This specific theme is chosen, in order to highlight certain educational ideas with a clear connection to the European ideology trying to get formed in recent years:
1) Justice and Social Order in The Oresteia
Democracy, emerging in the city-state of Athens, allowed unprecedented power to her citizens. Among these new powers was the ability to legislate. Yet, legislation was not without its problems. First, the citizens must agree upon what is just and unjust, and then enforce the law by bringing the unjust to reconcile their guilt with the public through trial, and finally dispense the appropriate penalty. This evolution was not without concern. The Greeks were attempting to establish a governmental system which would span the middle ground between anarchy and despotism.

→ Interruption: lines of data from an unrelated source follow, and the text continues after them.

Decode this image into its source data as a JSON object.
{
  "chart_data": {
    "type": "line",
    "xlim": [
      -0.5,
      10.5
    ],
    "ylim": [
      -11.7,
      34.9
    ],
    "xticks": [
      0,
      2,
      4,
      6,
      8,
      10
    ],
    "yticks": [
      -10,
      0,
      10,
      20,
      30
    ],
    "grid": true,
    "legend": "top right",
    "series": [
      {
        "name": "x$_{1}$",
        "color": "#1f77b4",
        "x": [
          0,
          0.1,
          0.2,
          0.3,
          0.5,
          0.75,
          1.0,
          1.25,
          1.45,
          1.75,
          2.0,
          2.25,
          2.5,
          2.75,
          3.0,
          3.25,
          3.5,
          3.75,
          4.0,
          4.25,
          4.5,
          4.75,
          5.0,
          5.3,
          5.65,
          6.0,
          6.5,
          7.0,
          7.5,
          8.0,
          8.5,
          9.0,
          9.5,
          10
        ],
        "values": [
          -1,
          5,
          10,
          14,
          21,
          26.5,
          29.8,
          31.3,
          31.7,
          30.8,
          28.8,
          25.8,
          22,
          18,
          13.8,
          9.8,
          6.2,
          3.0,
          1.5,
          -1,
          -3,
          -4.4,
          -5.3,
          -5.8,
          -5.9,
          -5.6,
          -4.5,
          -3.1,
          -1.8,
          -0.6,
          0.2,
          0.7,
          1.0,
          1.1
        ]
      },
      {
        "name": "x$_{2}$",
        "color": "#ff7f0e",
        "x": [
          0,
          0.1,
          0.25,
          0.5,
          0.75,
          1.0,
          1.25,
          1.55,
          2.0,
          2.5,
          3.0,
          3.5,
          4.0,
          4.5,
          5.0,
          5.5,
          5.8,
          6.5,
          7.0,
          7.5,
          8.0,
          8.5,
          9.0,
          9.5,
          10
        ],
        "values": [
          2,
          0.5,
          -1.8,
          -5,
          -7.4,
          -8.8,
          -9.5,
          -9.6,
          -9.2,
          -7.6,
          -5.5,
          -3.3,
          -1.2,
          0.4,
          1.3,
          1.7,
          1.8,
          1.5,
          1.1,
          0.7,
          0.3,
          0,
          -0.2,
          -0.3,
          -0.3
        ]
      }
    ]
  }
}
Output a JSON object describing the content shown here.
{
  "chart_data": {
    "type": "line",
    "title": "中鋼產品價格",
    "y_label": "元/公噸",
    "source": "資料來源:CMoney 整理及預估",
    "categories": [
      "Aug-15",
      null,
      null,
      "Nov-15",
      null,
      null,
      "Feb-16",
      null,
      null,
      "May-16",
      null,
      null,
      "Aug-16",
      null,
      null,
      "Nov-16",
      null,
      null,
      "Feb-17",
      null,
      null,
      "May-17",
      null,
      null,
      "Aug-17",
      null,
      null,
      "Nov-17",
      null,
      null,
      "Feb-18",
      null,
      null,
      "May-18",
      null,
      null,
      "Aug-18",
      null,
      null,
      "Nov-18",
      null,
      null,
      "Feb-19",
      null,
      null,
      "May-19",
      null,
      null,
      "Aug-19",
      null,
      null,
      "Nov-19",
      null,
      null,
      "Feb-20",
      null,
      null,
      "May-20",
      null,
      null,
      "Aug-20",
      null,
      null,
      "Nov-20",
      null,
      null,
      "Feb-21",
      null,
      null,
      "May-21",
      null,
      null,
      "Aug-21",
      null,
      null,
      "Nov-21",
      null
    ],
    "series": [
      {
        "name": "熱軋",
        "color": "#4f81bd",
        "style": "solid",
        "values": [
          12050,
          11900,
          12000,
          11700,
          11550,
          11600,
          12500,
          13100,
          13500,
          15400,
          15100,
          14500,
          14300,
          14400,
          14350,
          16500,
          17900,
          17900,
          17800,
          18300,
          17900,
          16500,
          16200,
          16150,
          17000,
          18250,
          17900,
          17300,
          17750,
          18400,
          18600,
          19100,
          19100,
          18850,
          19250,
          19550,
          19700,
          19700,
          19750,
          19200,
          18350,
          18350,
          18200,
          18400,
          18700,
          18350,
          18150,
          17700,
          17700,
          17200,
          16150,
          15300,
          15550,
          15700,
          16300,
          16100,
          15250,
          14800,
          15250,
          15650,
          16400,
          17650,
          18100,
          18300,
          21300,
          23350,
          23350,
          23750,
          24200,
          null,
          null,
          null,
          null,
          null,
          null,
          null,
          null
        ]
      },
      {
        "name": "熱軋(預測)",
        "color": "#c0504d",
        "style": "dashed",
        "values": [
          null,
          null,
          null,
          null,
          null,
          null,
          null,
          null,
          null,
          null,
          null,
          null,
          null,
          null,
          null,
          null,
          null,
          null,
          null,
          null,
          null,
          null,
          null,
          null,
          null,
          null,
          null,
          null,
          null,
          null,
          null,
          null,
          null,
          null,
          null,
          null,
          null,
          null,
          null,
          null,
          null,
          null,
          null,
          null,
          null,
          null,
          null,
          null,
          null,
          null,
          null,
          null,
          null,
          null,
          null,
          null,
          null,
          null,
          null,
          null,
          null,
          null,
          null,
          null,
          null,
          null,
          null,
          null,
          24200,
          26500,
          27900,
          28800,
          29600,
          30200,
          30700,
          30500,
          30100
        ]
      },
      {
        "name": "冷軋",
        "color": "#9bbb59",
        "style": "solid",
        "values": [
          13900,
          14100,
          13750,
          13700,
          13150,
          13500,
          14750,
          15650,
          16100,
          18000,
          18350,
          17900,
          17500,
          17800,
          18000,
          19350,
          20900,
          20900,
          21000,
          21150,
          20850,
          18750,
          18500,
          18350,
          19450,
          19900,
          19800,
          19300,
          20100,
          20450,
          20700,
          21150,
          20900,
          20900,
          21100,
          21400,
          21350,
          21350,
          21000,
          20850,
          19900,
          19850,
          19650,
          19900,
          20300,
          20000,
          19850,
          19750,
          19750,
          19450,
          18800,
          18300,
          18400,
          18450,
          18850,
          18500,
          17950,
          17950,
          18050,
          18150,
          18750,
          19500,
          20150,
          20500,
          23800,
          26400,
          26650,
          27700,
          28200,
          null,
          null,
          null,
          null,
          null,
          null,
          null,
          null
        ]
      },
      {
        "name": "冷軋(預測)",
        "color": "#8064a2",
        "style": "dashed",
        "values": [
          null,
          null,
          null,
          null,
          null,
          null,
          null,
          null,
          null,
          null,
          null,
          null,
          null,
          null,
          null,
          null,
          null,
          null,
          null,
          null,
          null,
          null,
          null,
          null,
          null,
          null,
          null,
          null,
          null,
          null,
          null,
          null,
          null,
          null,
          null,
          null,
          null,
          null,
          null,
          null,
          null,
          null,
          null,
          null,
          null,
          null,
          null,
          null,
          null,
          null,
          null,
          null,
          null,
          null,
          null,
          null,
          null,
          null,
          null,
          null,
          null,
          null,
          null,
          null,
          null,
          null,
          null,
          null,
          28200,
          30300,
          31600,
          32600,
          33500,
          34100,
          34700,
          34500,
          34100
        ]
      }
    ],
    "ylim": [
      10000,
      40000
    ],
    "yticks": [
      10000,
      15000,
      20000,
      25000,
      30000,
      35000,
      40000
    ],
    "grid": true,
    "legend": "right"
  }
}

2) Progression from Evil to Good in Oresteia
Progression from Evil to Good in Oresteia Aeschylus’ use of darkness and light as a consistent image in the Oresteia depicts a progression from evil to good, disorder to order. In the Oresteia, there exists a situation among mortals that has got out of control; a cycle of death has arisen in the house of Atreus. There also exists a divine disorder within the story which, as the situation of the mortals, must be brought to resolution: the Furies, an older generation of gods, are in conflict with the younger Olympian gods, because they have been refused their ancient right to avenge murders between members of the same family.
In the trilogy Oresteia, the issues concerned are the transformation from vengeance to law, from chaos to peace, from dependence to independence, and from old to new. These four significant changes all take place throughout the play and are somewhat parallel to the transformations that were going on in Ancient Greece. In Aeschylus’ trilogy, the Greeks’ justice system went through a transformation from old to new ways. In the beginning of the trilogy, the characters settle their matters, both personal and professional, with vengeance. In the end Justice and democracy win!
In The Eumenides and Agamemnon of The Oresteia trilogy, Aeschylus constructs an over-arching metaphor for elements of the new Athenian democracy. The chorus in each play represents the people who feel under-represented and disrespected, by the society’s changing values. In The Eumenides, the chorus of Furies is frustrated with the younger gods and infringements on their power; in Agamemnon the chorus fears more the control of an effective woman in Clytemnestra rather than the leadership of fruitless Agamemnon. Both choruses take direct actions thought to ensure their prominence.